Development of a new model-based radiation dose calculation algorithm for kilovoltage energy x-rays
Pawlowski, Jason Mark
Kilovoltage energy x-rays have long been used in medicine. With the rapid increase in use of x-ray imaging for diagnostics and for imaging guidance during radiotherapy there is an increased interest in determining the imaging dose delivered to patients. Currently, however, there is no accurate model-based dose calculation algorithm applicable for kilovoltage x-rays; existing algorithms are only accurate for megavoltage photon beams. This dissertation presents a model-based algorithm developed to provide accurate dose calculations for kilovoltage x-rays. The new algorithm calculates radiation dose by first considering the dose to water-equivalent media, and then applying a medium-dependent correction factor that accounts for atomic number dependent effects. The dose-to-water is calculated as the sum of primary and scatter components.
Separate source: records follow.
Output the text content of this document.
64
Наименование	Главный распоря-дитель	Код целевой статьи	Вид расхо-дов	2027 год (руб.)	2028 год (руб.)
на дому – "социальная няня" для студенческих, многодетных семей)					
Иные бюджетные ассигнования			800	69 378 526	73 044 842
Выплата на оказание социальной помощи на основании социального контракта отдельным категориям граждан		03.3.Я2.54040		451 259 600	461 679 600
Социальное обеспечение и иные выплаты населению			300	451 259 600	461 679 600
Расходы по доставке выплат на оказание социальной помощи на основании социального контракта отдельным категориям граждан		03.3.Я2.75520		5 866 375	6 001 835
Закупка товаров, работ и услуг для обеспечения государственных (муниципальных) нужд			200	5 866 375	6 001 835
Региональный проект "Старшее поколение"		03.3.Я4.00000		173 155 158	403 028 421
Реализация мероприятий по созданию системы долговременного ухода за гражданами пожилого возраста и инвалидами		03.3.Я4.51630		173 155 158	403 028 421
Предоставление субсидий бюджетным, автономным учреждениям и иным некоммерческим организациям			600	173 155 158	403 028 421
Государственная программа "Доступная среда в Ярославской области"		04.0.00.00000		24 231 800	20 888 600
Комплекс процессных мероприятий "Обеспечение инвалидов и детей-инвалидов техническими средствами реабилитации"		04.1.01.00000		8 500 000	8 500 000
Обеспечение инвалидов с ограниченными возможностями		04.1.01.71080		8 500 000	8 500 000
The scatter dose is calculated by convolving an empirically parameterized scatter kernel with the primary photon fluence. Several approximations are introduced in the scatter dose calculation to increase calculation speed and account for density inhomogeneities. Two methods of calculating medium-dependent correction factors that account for the effects of photoabsorption in bone on the dose distribution are developed in this dissertation. Both approaches correlate correction factors with the distribution of bone and soft-tissues within the body and incorporate the characteristics of the incident radiation beam. The accuracy of the new algorithm was tested by comparing dose distributions resulting from kV-CBCT scans and radiographs of real patients with those calculated by the Monte Carlo method. Imaging sites studied include the head-and-neck, thorax, and pelvis. The differences of mean dose between the Monte Carlo Method and the model-based algorithm for kV-CBCT were within 4% for bone, and 3% for soft tissues for all patients. This is in contrast to current model-based methods used in commercial treatment planning systems that result in underestimations exceeding 100% for bone and overestimations of 8% for soft tissue. The new algorithm overcomes the limitations of current model-based dose calculation algorithms and can be implemented in commercial treatment planning systems to extend dose calculations to kilovoltage photon beams resulting from imaging procedures or therapeutic superficial and orthovoltage beams.